Why did you implement your example of inclusive practice?
Founded in 1988, Mind the Gap is England’s largest learning disability performance and live art company. Since the 1990s, they have been aware of the absence within mainstream education of any existing in-depth performing arts training schemes that could accommodate the needs of learning-disabled students. MTG stepped into this gap, and over the past 20+ years have provided a variety of bespoke training opportunities designed to give learning disabled performing artists the skills to work professionally. Until now, however, none of these programmes have been validated as formal education qualifications.
York St John have worked collaboratively with MTG for several years, including on student placements, research and funded projects. Between 2019 and 2021, we worked together to first scope out and then validate what is the first Certificate in Higher Education in performing arts for learning disabled adults in the UK. Through this unique partnership, we have been able to challenge some of the presumptions about who education is for and who can access higher learning. We argue that, by establishing inclusive arts education, recognised at degree-level, we can begin the process of enabling greater future representation of learning-disabled actors and practitioners in the performing arts sector as a whole.
What was the impact of your case study?
The primary impact of our project was the successful validation of the Cert HE, the first of its kind within the UK. With the first intake of students onto the 3-year part-time programme in 2021, it is still too soon to assess the impact on student outcomes and destinations. However, internally within York St John, the process has impacted upon University processes and procedures, successfully negotiating alternative models for assessment. We published an extended, co-authored reflection on this in Research in Drama Education, titled ‘Improving, achieving, excelling: developing inclusive assessment processes for a degree-level learning disability arts programme’ (Reason & Ward, 2021).
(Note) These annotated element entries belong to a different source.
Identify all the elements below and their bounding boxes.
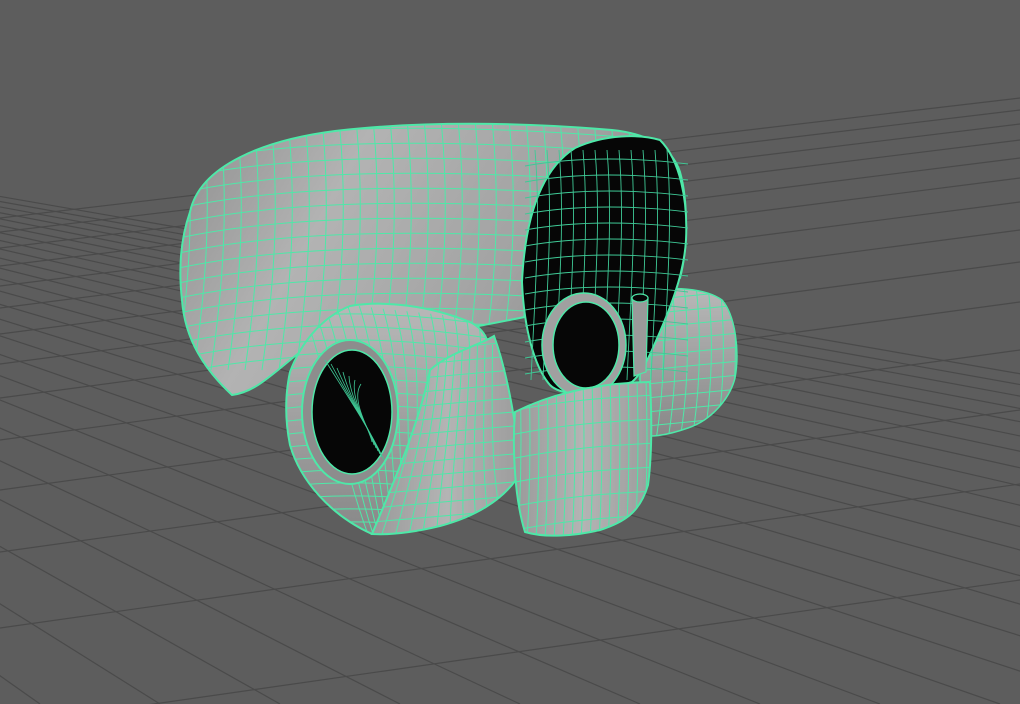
wire-line — [149, 579, 1020, 704]
viewport-canvas[interactable] — [0, 0, 1020, 704]
3d-viewport[interactable] — [0, 0, 1020, 704]
wire-line — [0, 483, 1020, 629]
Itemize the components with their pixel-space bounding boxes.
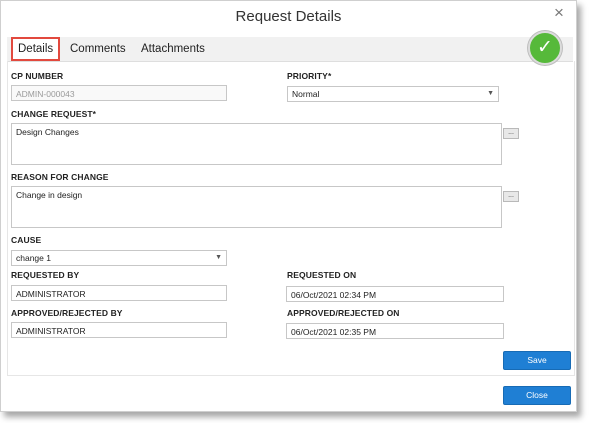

Petronilla Whitfield references the validation process and approach to inclusive assessment in her book, ‘Inclusivity and Equality in Performance Training: Teaching and Learning for Neuro and Physical Diversity’ (Whitfield, 2021).
Reason, M and Ward, C (2021): Improving, achieving, excelling: developing inclusive assessment processes for a degree-level learning disability arts programme, Research in Drama Education: The Journal of Applied Theatre and Performance, DOI: 10.1080/13569783.2021.1997581
Whitfield, P. (2021). Inclusivity and Equality in Performance Training: Teaching and Learning for Neuro and Physical Diversity. Routledge: London
What were the lessons learned?
One factor that perpetuates academic ableism is the exclusion of disabled people from the processes of assessment design. In a 2006 report for the Higher Education Funding Council for England (Waterfield and West) emphasise the importance of assessment being a partnership between staff and students, flagging the requirement to involve disabled students in the development and implementation of assessment policies and practices. For this case study, our approach to assessment was developed in co-production between staff and students at Mind the Gap and, as a result, we have been able to witness high levels of satisfaction with and understanding of assessment and feedback processes.
Waterﬁeld, J., and B. West. 2006. Inclusive Assessment in Higher Education: A Resource for Change University of Plymouth: Plymouth.